Havendo iniciado seus trabalhos com
uma proposta a rigor superada, após dois anos de experiências, no 1º
Encontro Nacional de Coordenadores (MOVIMENTO EDUCACIONISTA DO BRASIL, 1962),
reviu os trabalhos realizados, sistematizou e, sobretudo, fundamentou sua
prática. Em consequência, redefiniu seus objetivos e sua metodologia de
ação, integrando-os em nova postura ideológica e ombreando-se com os outros movimentos
de cultura popular criados no período, com os quais passou a dialogar.
Nessa redefinição, o MEB assumiu nova
visão de realidade, a partir de determinado conceito de homem e
determinada concepção de história. Para tanto, foi decisiva a atuação de Pe.
Henrique de Lima Vaz, S.J., que havia desenvolvido vários cursos para a
Juventude Universitária Católica (JUC) e assessorado a criação da
Ação Popular (AP), também no início de 1960. Dois temas por ele
desenvolvidos são essenciais para se entender as opções do Movimento: a) o
problema da ideologia na cultura moderna, destacando a influência do
Cristianismo no aparecimento da “civilização das ideologias” e
situando a verdade cristã em face do pluralismo ideológico ; b) a consciência
histórica como característica fundamental da história e da dialética fundada na
comunicação de consciências (VAZ,
1960).
Esses foram os elementos a partir dos quais se construiu o
conceito de conscientização, tanto no MEB como em outros movimentos de
educação e cultura popular e no Sistema Paulo Freire. A partir desse 1º Encontro, o MEB passou a
assumir como seu objetivo geral: Considerando as dimensões totais do homem e
utilizando todos os processos autênticos de conscientização, contribuir de modo
decisivo para o desenvolvimento do povo brasileiro, numa perspectiva de
autopromoção que leve a uma transformação de mentalidades e estruturas
(FAVERO, 2006, p. 80). E,
afirmando que essa transformação se afigurava urgente, para atingir esse
objetivo, propunha-se a fazer um trabalho de educação de base que passaria a
consistir em: a) alfabetização e iniciação em conhecimentos que se traduzam no
comportamento prático de cada homem e da comunidade, no que se refere à
saúde e à alimentação (higiene); ao modo de viver (habitação,
família, comunidade); às relações com os semelhantes (associativismo); ao
trabalho (informação profissional); ao crescimento espiritual; b)

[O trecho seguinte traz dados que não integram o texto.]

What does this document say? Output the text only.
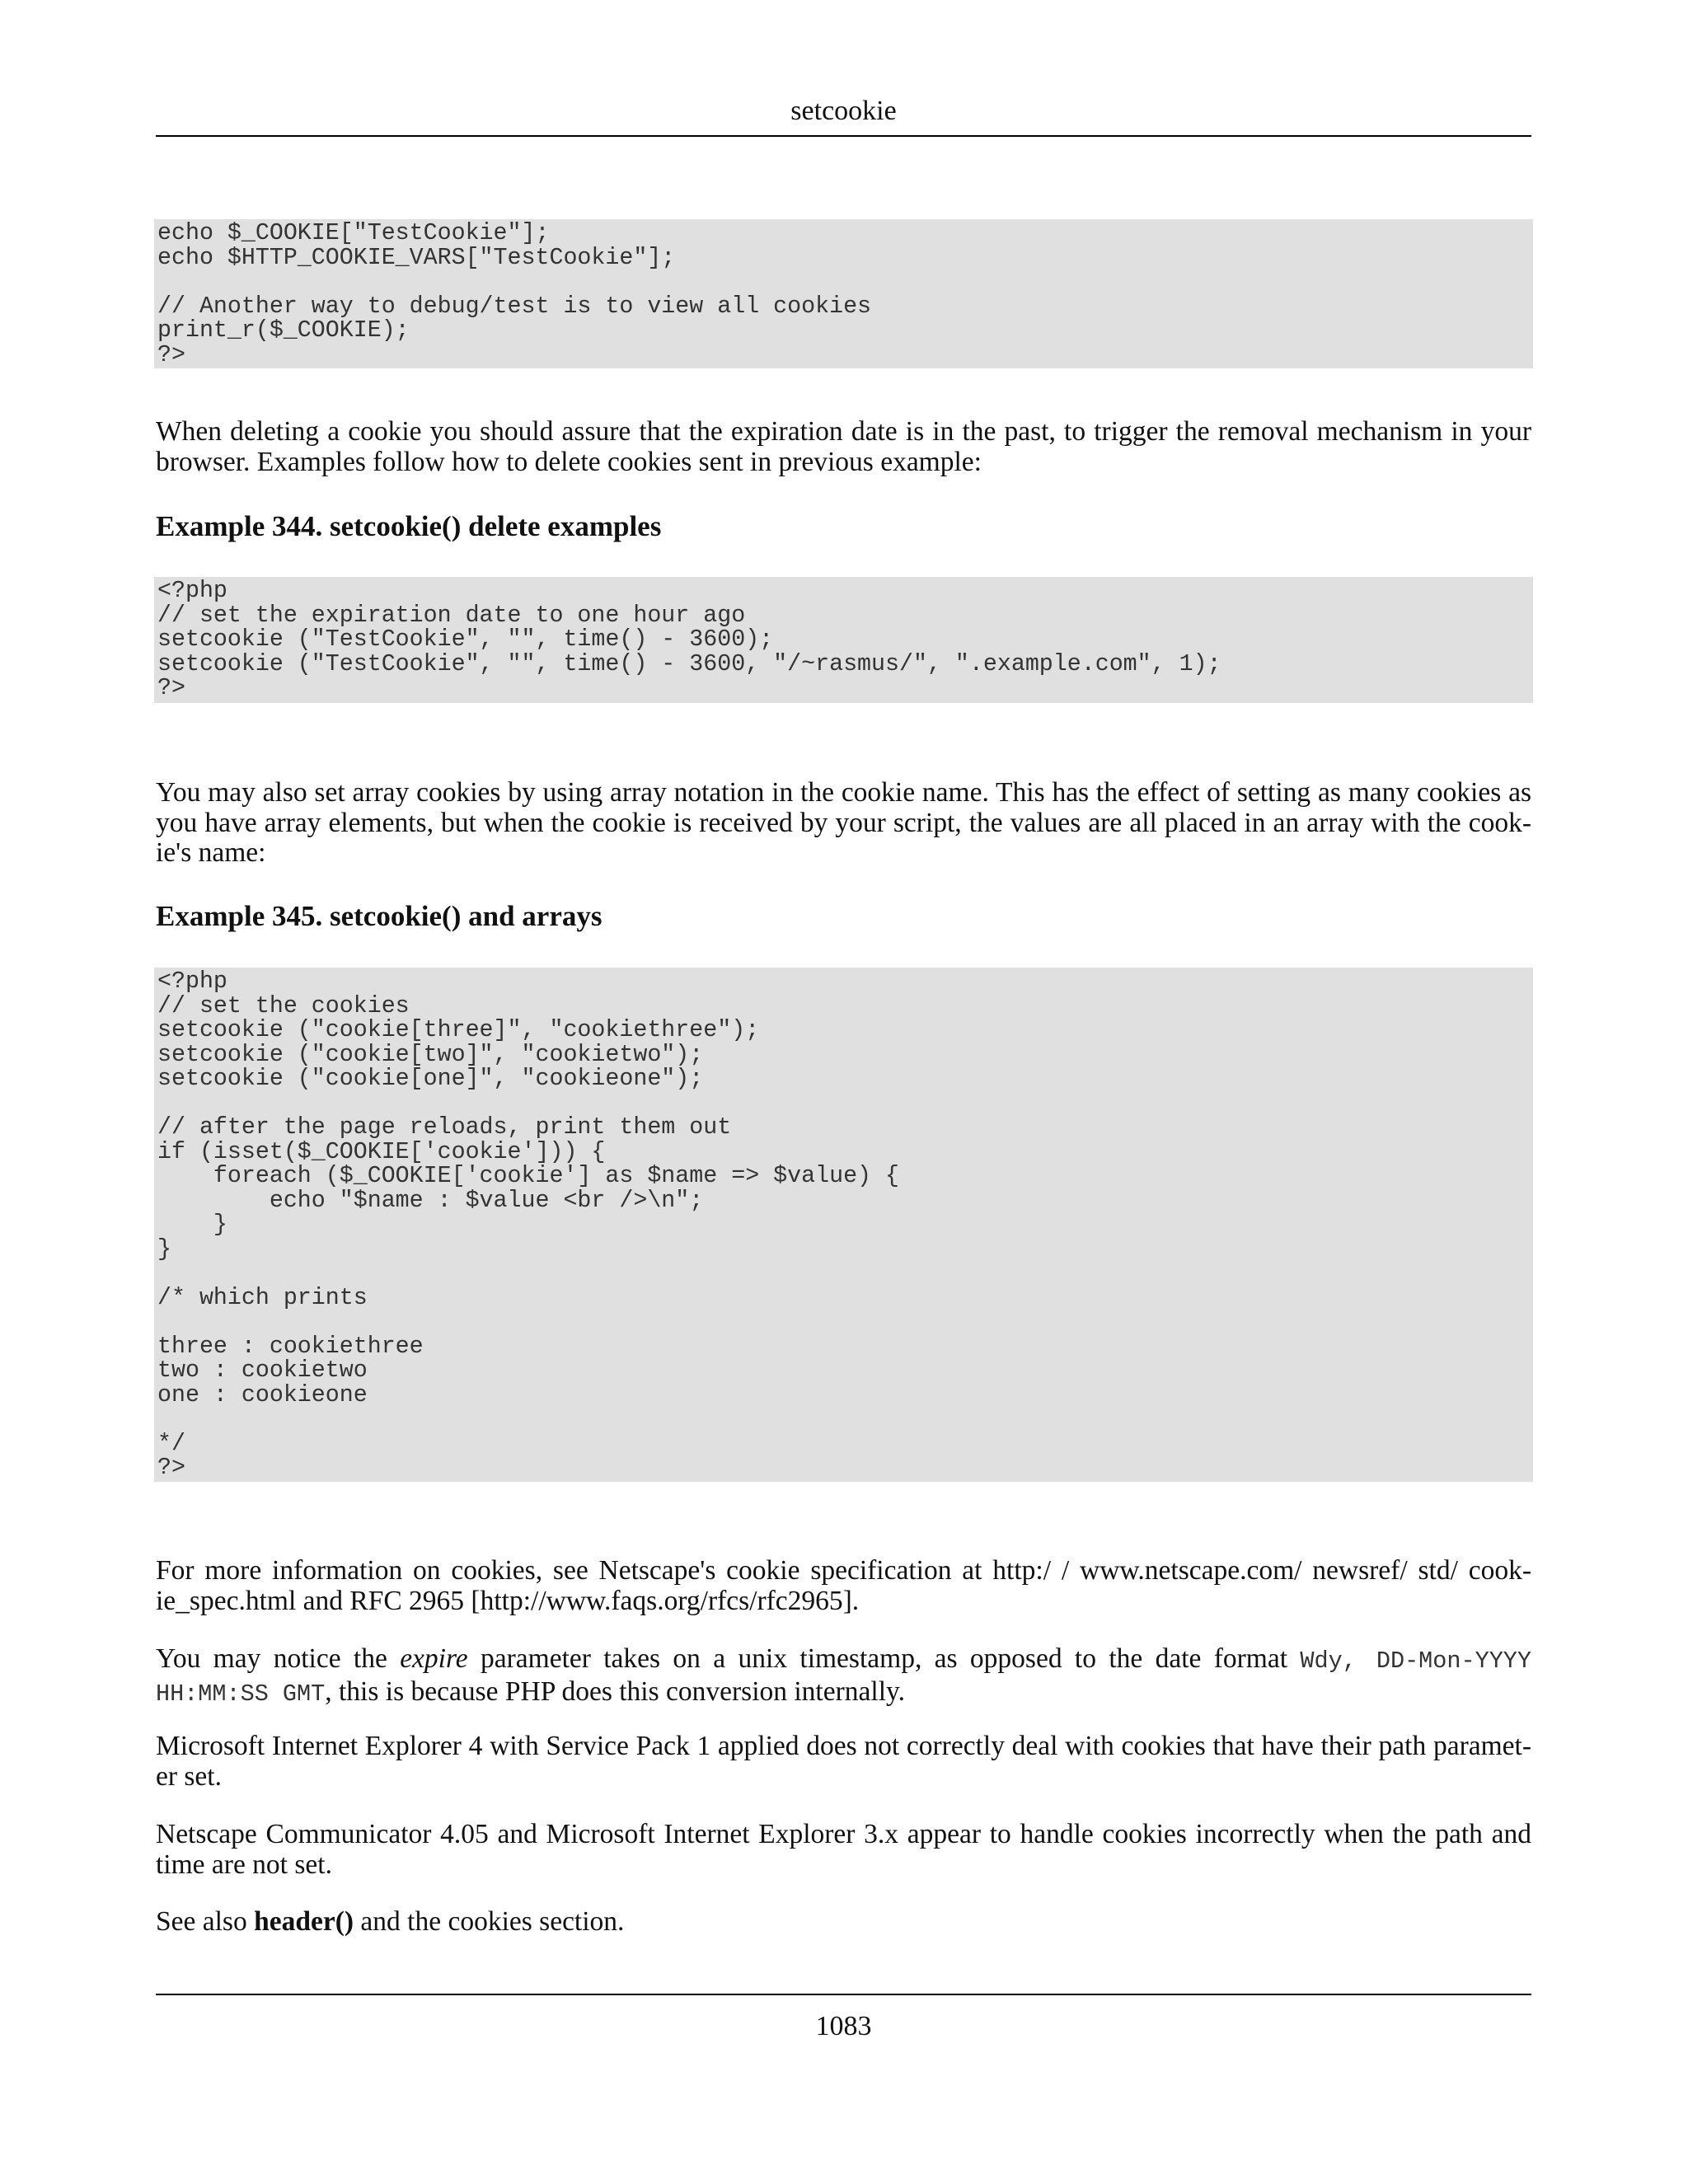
setcookie
echo $_COOKIE["TestCookie"];
echo $HTTP_COOKIE_VARS["TestCookie"];

// Another way to debug/test is to view all cookies
print_r($_COOKIE);
?>

When deleting a cookie you should assure that the expiration date is in the past, to trigger the removal mechanism in your browser. Examples follow how to delete cookies sent in previous example:

Example 344. setcookie() delete examples
<?php
// set the expiration date to one hour ago
setcookie ("TestCookie", "", time() - 3600);
setcookie ("TestCookie", "", time() - 3600, "/~rasmus/", ".example.com", 1);
?>

You may also set array cookies by using array notation in the cookie name. This has the effect of setting as many cookies as you have array elements, but when the cookie is received by your script, the values are all placed in an array with the cook-ie's name:

Example 345. setcookie() and arrays
<?php
// set the cookies
setcookie ("cookie[three]", "cookiethree");
setcookie ("cookie[two]", "cookietwo");
setcookie ("cookie[one]", "cookieone");

// after the page reloads, print them out
if (isset($_COOKIE['cookie'])) {
foreach ($_COOKIE['cookie'] as $name => $value) {
echo "$name : $value <br />\n";
}
}

/* which prints

three : cookiethree
two : cookietwo
one : cookieone

*/
?>

For more information on cookies, see Netscape's cookie specification at http:/ / www.netscape.com/ newsref/ std/ cook-ie_spec.html and RFC 2965 [http://www.faqs.org/rfcs/rfc2965].

You may notice the expire parameter takes on a unix timestamp, as opposed to the date format Wdy, DD-Mon-YYYY HH:MM:SS GMT, this is because PHP does this conversion internally.

Microsoft Internet Explorer 4 with Service Pack 1 applied does not correctly deal with cookies that have their path paramet-er set.

Netscape Communicator 4.05 and Microsoft Internet Explorer 3.x appear to handle cookies incorrectly when the path and time are not set.

See also header() and the cookies section.

1083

conscientização do povo, levando-o a descobrir o valor próprio de cada homem;
despertar para os seus próprios problemas e provocar uma mudança de situação;
buscar soluções, caminhando por seus próprios pés; assumir responsabilidades de
soerguimento de suas comunidades; c) animação de grupos de representação,
promoção e pressão; d)
valorização da cultura popular, pesquisando, aproveitando e divulgando as
riquezas culturais próprias do povo. (FAVEIRO, 2006, p. 80).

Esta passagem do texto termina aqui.